Die katholische Kirche ist Kirche der Freiheit – oder sie ist nicht. Das mag für viele eine Provokation sein: für diejenigen, die Freiheit an vielen Orten, nur nicht in der katholischen Kirche finden, ebenso wie für konservative Katholiken, die statt der Freiheit den Gehorsam in der Kirche betonen.

Die katholische Kirche wird nur dann der Botschaft Jesu gerecht, wenn sie das wird, was sie immer schon sein wollte und sollte: Kirche der Freiheit. Kirche sei erst dann Kirche für die Menschen, wenn sie Raum der Freiheit ist, "die einen aufatmen lässt und nicht bedrückt", so der frühere Bischof von Aachen, Klaus Hemmerle. Hemmerle formulierte auch unmissverständlich, dass dieser Anspruch sich in der institutionellen Praxis der Kirche bewähren müsse – und nicht nur in Sonntagsreden – und dass dies seinen Preis habe. Wenn die Kirche Menschen zur Freiheit befähigt und ermutigt, dann stellt dies die Autorität, die Macht und die Selbstinzenierung der Kirche infrage.

© privat

Die gegenwärtige Krise der katholischen Kirche ist der Tatsache geschuldet, dass die Kirche in ihrem Reden und Handeln erstens nicht jenem Hunger nach Freiheit gerecht wird, die einen aufatmen lässt und nicht bedrückt. Zweitens gibt sie nicht der Sehnsucht der Freiheit nach Gemeinschaft Raum, die nicht nur pastoral verordnet ist, sondern in der jede und jeder als er oder sie selbst ernst und angenommen wird. Drittens vertraut sie nicht der Suche der Freiheit des Gewissens, die eben auch nach Lebensfreude strebt und nicht nur nach Ge- und Verboten. Besonders schwer wiegt das Versagen, ja die Schuld, da Schutzbefohlene ihrer Freiheit beraubt und missbraucht worden sind und dies vertuscht worden ist.

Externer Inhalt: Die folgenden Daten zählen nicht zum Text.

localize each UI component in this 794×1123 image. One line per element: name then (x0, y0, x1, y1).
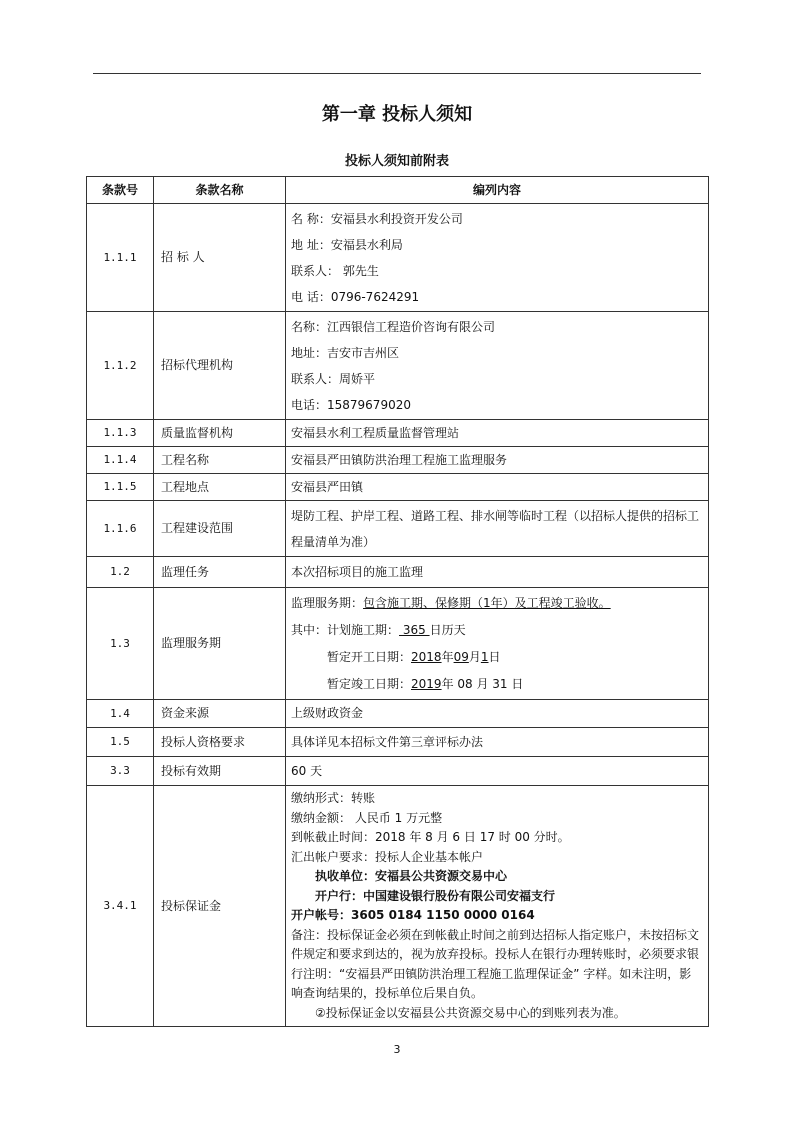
tenderer-phone: 电 话：0796-7624291 (291, 289, 420, 304)
tenderer-address: 地 址：安福县水利局 (291, 237, 403, 252)
instructions-table (86, 176, 709, 1027)
clause-no: 3.4.1 (87, 786, 154, 1027)
clause-content: 具体详见本招标文件第三章评标办法 (286, 728, 709, 757)
table-row (87, 204, 709, 312)
deposit-note-2: ②投标保证金以安福县公共资源交易中心的到账列表为准。 (315, 1005, 626, 1020)
page-number: 3 (393, 1043, 401, 1056)
clause-content: 60 天 (286, 757, 709, 786)
clause-name: 监理任务 (154, 557, 286, 588)
clause-content: 上级财政资金 (286, 700, 709, 728)
construction-period-line: 其中：计划施工期： 365 日历天 (291, 622, 466, 637)
clause-no: 1.5 (87, 728, 154, 757)
clause-no: 1.1.2 (87, 312, 154, 420)
clause-name: 招标代理机构 (154, 312, 286, 420)
clause-name: 工程建设范围 (154, 501, 286, 557)
clause-name: 招 标 人 (154, 204, 286, 312)
table-row (87, 420, 709, 447)
table-title: 投标人须知前附表 (344, 154, 449, 169)
clause-name: 投标有效期 (154, 757, 286, 786)
agency-phone: 电话：15879679020 (291, 397, 411, 412)
agency-address: 地址：吉安市吉州区 (291, 345, 400, 360)
table-row (87, 501, 709, 557)
table-row (87, 474, 709, 501)
clause-no: 1.1.3 (87, 420, 154, 447)
clause-content (286, 312, 709, 420)
header-rule (93, 73, 701, 74)
receiving-unit: 执收单位：安福县公共资源交易中心 (315, 869, 508, 883)
table-row (87, 312, 709, 420)
start-date-line: 暂定开工日期：2018年09月1日 (327, 649, 501, 664)
bank-name: 开户行：中国建设银行股份有限公司安福支行 (315, 888, 556, 903)
payment-amount: 缴纳金额： 人民币 1 万元整 (291, 810, 443, 825)
clause-no: 1.1.6 (87, 501, 154, 557)
payment-method: 缴纳形式：转账 (291, 791, 376, 805)
table-row (87, 447, 709, 474)
clause-name: 质量监督机构 (154, 420, 286, 447)
clause-no: 1.1.5 (87, 474, 154, 501)
clause-name: 监理服务期 (154, 588, 286, 700)
service-period-line: 监理服务期：包含施工期、保修期（1年）及工程竣工验收。 (291, 595, 611, 610)
clause-content: 本次招标项目的施工监理 (286, 557, 709, 588)
table-row (87, 728, 709, 757)
end-date-line: 暂定竣工日期：2019年 08 月 31 日 (327, 676, 524, 691)
clause-content (286, 786, 709, 1027)
header-clause-name: 条款名称 (154, 177, 286, 204)
table-header-row (87, 177, 709, 204)
header-clause-no: 条款号 (87, 177, 154, 204)
clause-content: 安福县水利工程质量监督管理站 (286, 420, 709, 447)
clause-no: 1.2 (87, 557, 154, 588)
payment-deadline: 到帐截止时间：2018 年 8 月 6 日 17 时 00 分时。 (291, 830, 570, 844)
agency-contact: 联系人：周娇平 (291, 371, 376, 386)
chapter-title: 第一章 投标人须知 (321, 104, 473, 125)
clause-no: 1.4 (87, 700, 154, 728)
table-row (87, 786, 709, 1027)
agency-name: 名称：江西银信工程造价咨询有限公司 (291, 319, 496, 334)
clause-no: 1.1.1 (87, 204, 154, 312)
deposit-note: 备注：投标保证金必须在到帐截止时间之前到达招标人指定账户，未按招标文件规定和要求到达的，视为放弃投标。投标人在银行办理转账时，必须要求银行注明：“安福县严田镇防洪治理工程施工监理保证金” 字样。如未注明，影响查询结果的，投标单位后果自负。 (291, 927, 700, 1000)
table-row (87, 588, 709, 700)
clause-content: 堤防工程、护岸工程、道路工程、排水闸等临时工程（以招标人提供的招标工程量清单为准） (286, 501, 709, 557)
clause-content: 安福县严田镇防洪治理工程施工监理服务 (286, 447, 709, 474)
clause-content (286, 588, 709, 700)
clause-content: 安福县严田镇 (286, 474, 709, 501)
clause-name: 投标保证金 (154, 786, 286, 1027)
clause-content (286, 204, 709, 312)
table-row (87, 757, 709, 786)
clause-no: 1.1.4 (87, 447, 154, 474)
clause-name: 工程地点 (154, 474, 286, 501)
table-row (87, 700, 709, 728)
table-row (87, 557, 709, 588)
clause-no: 1.3 (87, 588, 154, 700)
clause-name: 工程名称 (154, 447, 286, 474)
account-requirement: 汇出帐户要求：投标人企业基本帐户 (291, 849, 484, 864)
tenderer-name: 名 称：安福县水利投资开发公司 (291, 211, 463, 226)
clause-name: 投标人资格要求 (154, 728, 286, 757)
clause-name: 资金来源 (154, 700, 286, 728)
clause-no: 3.3 (87, 757, 154, 786)
tenderer-contact: 联系人： 郭先生 (291, 263, 379, 278)
header-content: 编列内容 (286, 177, 709, 204)
bank-account: 开户帐号：3605 0184 1150 0000 0164 (291, 908, 535, 922)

In dieser Krisensituation kommt den katholischen Akademien als Thinktanks der Kirche eine wichtige Rolle zu. Sie müssen mehr als akademische Denkwerkstätten und Diskursorte sein, sondern "Spielräume", in denen Freiheit in besonderer Weise verwirklicht wird – für Katholiken und solche, die es nie werden wollen.

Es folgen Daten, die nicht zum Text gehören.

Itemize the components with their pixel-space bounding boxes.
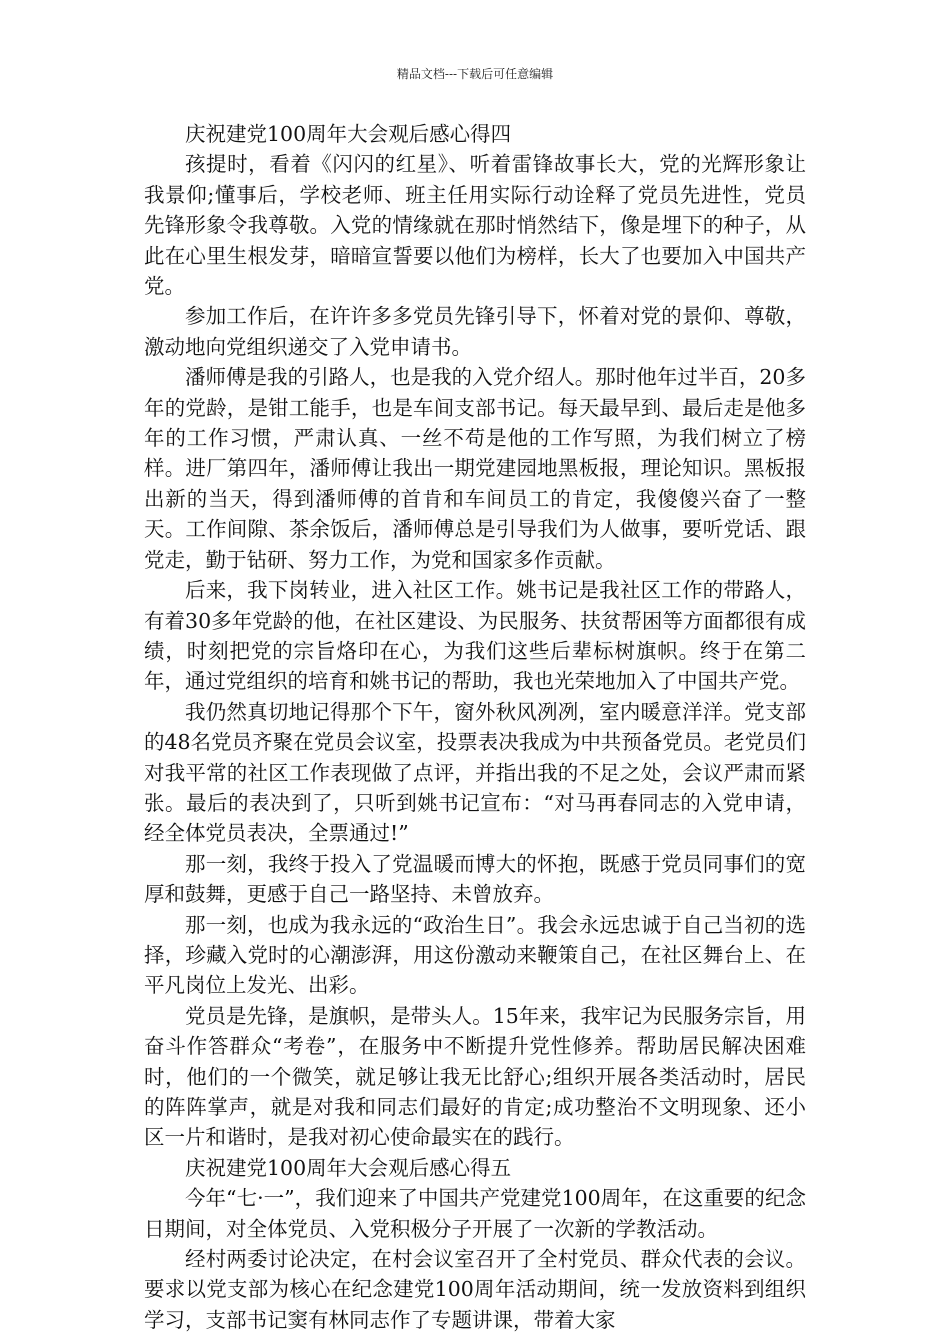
paragraph: 我仍然真切地记得那个下午，窗外秋风冽冽，室内暖意洋洋。党支部的48名党员齐聚在党员会议室，投票表决我成为中共预备党员。老党员们对我平常的社区工作表现做了点评，并指出我的不足之处，会议严肃而紧张。最后的表决到了，只听到姚书记宣布：“对马再春同志的入党申请，经全体党员表决，全票通过!” — [144, 699, 806, 846]
paragraph: 经村两委讨论决定，在村会议室召开了全村党员、群众代表的会议。要求以党支部为核心在纪念建党100周年活动期间，统一发放资料到组织学习，支部书记窦有林同志作了专题讲课，带着大家 — [144, 1247, 806, 1332]
section-title-four: 庆祝建党100周年大会观后感心得四 — [185, 122, 512, 146]
paragraph: 党员是先锋，是旗帜，是带头人。15年来，我牢记为民服务宗旨，用奋斗作答群众“考卷”，在服务中不断提升党性修养。帮助居民解决困难时，他们的一个微笑，就足够让我无比舒心;组织开展各类活动时，居民的阵阵掌声，就是对我和同志们最好的肯定;成功整治不文明现象、还小区一片和谐时，是我对初心使命最实在的践行。 — [144, 1003, 806, 1150]
document-body — [144, 119, 806, 1335]
paragraph: 参加工作后，在许许多多党员先锋引导下，怀着对党的景仰、尊敬，激动地向党组织递交了入党申请书。 — [144, 304, 806, 359]
paragraph: 那一刻，也成为我永远的“政治生日”。我会永远忠诚于自己当初的选择，珍藏入党时的心潮澎湃，用这份激动来鞭策自己，在社区舞台上、在平凡岗位上发光、出彩。 — [144, 912, 806, 998]
page-header-watermark: 精品文档---下载后可任意编辑 — [396, 67, 554, 81]
section-title-five: 庆祝建党100周年大会观后感心得五 — [185, 1155, 512, 1180]
paragraph: 后来，我下岗转业，进入社区工作。姚书记是我社区工作的带路人，有着30多年党龄的他，在社区建设、为民服务、扶贫帮困等方面都很有成绩，时刻把党的宗旨烙印在心，为我们这些后辈标树旗帜。终于在第二年，通过党组织的培育和姚书记的帮助，我也光荣地加入了中国共产党。 — [144, 578, 806, 694]
paragraph: 今年“七·一”，我们迎来了中国共产党建党100周年，在这重要的纪念日期间，对全体党员、入党积极分子开展了一次新的学教活动。 — [144, 1186, 806, 1241]
paragraph: 潘师傅是我的引路人，也是我的入党介绍人。那时他年过半百，20多年的党龄，是钳工能手，也是车间支部书记。每天最早到、最后走是他多年的工作习惯，严肃认真、一丝不苟是他的工作写照，为我们树立了榜样。进厂第四年，潘师傅让我出一期党建园地黑板报，理论知识。黑板报出新的当天，得到潘师傅的首肯和车间员工的肯定，我傻傻兴奋了一整天。工作间隙、茶余饭后，潘师傅总是引导我们为人做事，要听党话、跟党走，勤于钻研、努力工作，为党和国家多作贡献。 — [144, 365, 806, 572]
paragraph: 那一刻，我终于投入了党温暖而博大的怀抱，既感于党员同事们的宽厚和鼓舞，更感于自己一路坚持、未曾放弃。 — [144, 851, 806, 907]
paragraph: 孩提时，看着《闪闪的红星》、听着雷锋故事长大，党的光辉形象让我景仰;懂事后，学校老师、班主任用实际行动诠释了党员先进性，党员先锋形象令我尊敬。入党的情缘就在那时悄然结下，像是埋下的种子，从此在心里生根发芽，暗暗宣誓要以他们为榜样，长大了也要加入中国共产党。 — [144, 152, 806, 299]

Was dies konkret bedeutet, will ich am Beispiel der Katholischen Akademie Hamburg an fünf Themenfeldern aufzeigen, an denen offenkundig wird, welche Herausforderung sich für die katholische Kirche mit dem Anspruch verbindet, Kirche der Freiheit zu sein, und wie schmerzhaft diese Freiheit sein kann.

1. Da ist zunächst das komplizierte Verhältnis der katholischen Kirche zu Lesben und Schwulen. Eine Geschichte der Missachtung und des mangelnden Respekts seitens der Kirche und mancher ihrer Repräsentanten hat viele Lesben und Schwule verletzt und tut dies bis heute.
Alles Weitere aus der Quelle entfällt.